As for accuracy, the archers in the traditional Mongolian archery tournament shoot at a stacked row of small cylindrical braided targets, each about the size of a large tea-mug at a distance of 75 metres for men and 65 metres for women, with composite bows that have no sights or modern aids. The judges in these contests stand next to the targets in order to judge where the arrow has hit. The arrows have blunt wooden tips rather than sharp metal or bone but, even so, being hit by one would be painful and would doubtless cause injury. The archers are so accurate that the judges lean forward to see better where the arrows hit. The competitors in these tournaments are master archers, and their arrows hit targets that are difficult even to see at that distance.

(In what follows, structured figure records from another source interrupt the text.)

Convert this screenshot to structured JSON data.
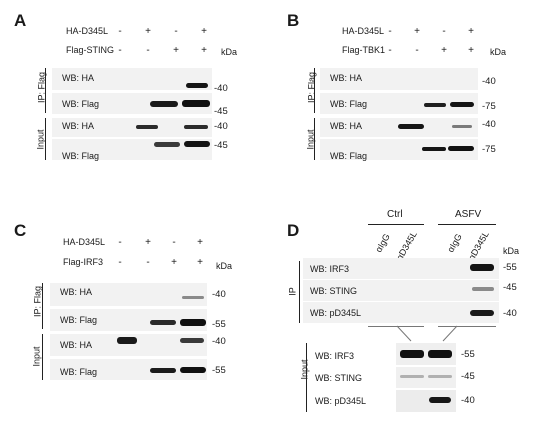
{
  "panels": {
    "A": {
      "label": "A",
      "rows": [
        {
          "label": "HA-D345L",
          "signs": [
            "-",
            "+",
            "-",
            "+"
          ]
        },
        {
          "label": "Flag-STING",
          "signs": [
            "-",
            "-",
            "+",
            "+"
          ]
        }
      ],
      "kda": "kDa",
      "group_ip": "IP: Flag",
      "group_input": "Input",
      "blots": [
        {
          "wb": "WB: HA",
          "mw": "-40"
        },
        {
          "wb": "WB: Flag",
          "mw": "-45"
        },
        {
          "wb": "WB: HA",
          "mw": "-40"
        },
        {
          "wb": "WB: Flag",
          "mw": "-45"
        }
      ]
    },
    "B": {
      "label": "B",
      "rows": [
        {
          "label": "HA-D345L",
          "signs": [
            "-",
            "+",
            "-",
            "+"
          ]
        },
        {
          "label": "Flag-TBK1",
          "signs": [
            "-",
            "-",
            "+",
            "+"
          ]
        }
      ],
      "kda": "kDa",
      "group_ip": "IP: Flag",
      "group_input": "Input",
      "blots": [
        {
          "wb": "WB: HA",
          "mw": "-40"
        },
        {
          "wb": "WB: Flag",
          "mw": "-75"
        },
        {
          "wb": "WB: HA",
          "mw": "-40"
        },
        {
          "wb": "WB: Flag",
          "mw": "-75"
        }
      ]
    },
    "C": {
      "label": "C",
      "rows": [
        {
          "label": "HA-D345L",
          "signs": [
            "-",
            "+",
            "-",
            "+"
          ]
        },
        {
          "label": "Flag-IRF3",
          "signs": [
            "-",
            "-",
            "+",
            "+"
          ]
        }
      ],
      "kda": "kDa",
      "group_ip": "IP: Flag",
      "group_input": "Input",
      "blots": [
        {
          "wb": "WB: HA",
          "mw": "-40"
        },
        {
          "wb": "WB: Flag",
          "mw": "-55"
        },
        {
          "wb": "WB: HA",
          "mw": "-40"
        },
        {
          "wb": "WB: Flag",
          "mw": "-55"
        }
      ]
    },
    "D": {
      "label": "D",
      "groups": [
        "Ctrl",
        "ASFV"
      ],
      "lanes": [
        "αIgG",
        "αD345L",
        "αIgG",
        "αD345L"
      ],
      "kda": "kDa",
      "group_ip": "IP",
      "group_input": "Input",
      "ip_blots": [
        {
          "wb": "WB: IRF3",
          "mw": "-55"
        },
        {
          "wb": "WB: STING",
          "mw": "-45"
        },
        {
          "wb": "WB: pD345L",
          "mw": "-40"
        }
      ],
      "input_blots": [
        {
          "wb": "WB: IRF3",
          "mw": "-55"
        },
        {
          "wb": "WB: STING",
          "mw": "-45"
        },
        {
          "wb": "WB: pD345L",
          "mw": "-40"
        }
      ]
    }
  }
}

This is the miracle of archery. At a distance of 75 metres, the difference between hitting the target and hitting a judge standing one metre away is an angle of less than 1 degree (0.764 degrees for those interested). The difference between hitting the target and not is a fraction of this. It’s not about maths, though, it’s about judgement and skill. It’s about feeling the wind and knowing how much the arrow will be deflected. It’s about using your imagination to place the arrow at the centre of the target from far away. It’s about years of practice that give your muscles a memory of how a great shot feels so that you can replicate it again and again.
An expert archer is a formidable opponent at close range and at a distance. Being an expert archer takes years of dedication, practice, knowledge and skill. If you’re going to include characters in your story that are expert archers then give them that knowledge and skill. Have them practice that skill constantly. Make them care about the condition of their equipment, and the way it is stored or carried, whether it is damp or dry. Have them maintain their arrows and replace the ones that are cracked or broken. Have them check their bow-string and keep a spare under their hat where it’s dry and accessible. Have them check their bow after every fight and carefully unstring it so that it will be ready for next time.
At the same time, draw a balance between making your story accurate and believable and filling it with irrelevant detail. Such details used well can add richness and realism, but used badly it comes across as explication or irrelevant padding that will slow the narrative and steal the pace from your story.
As with all creative writing, the story comes first.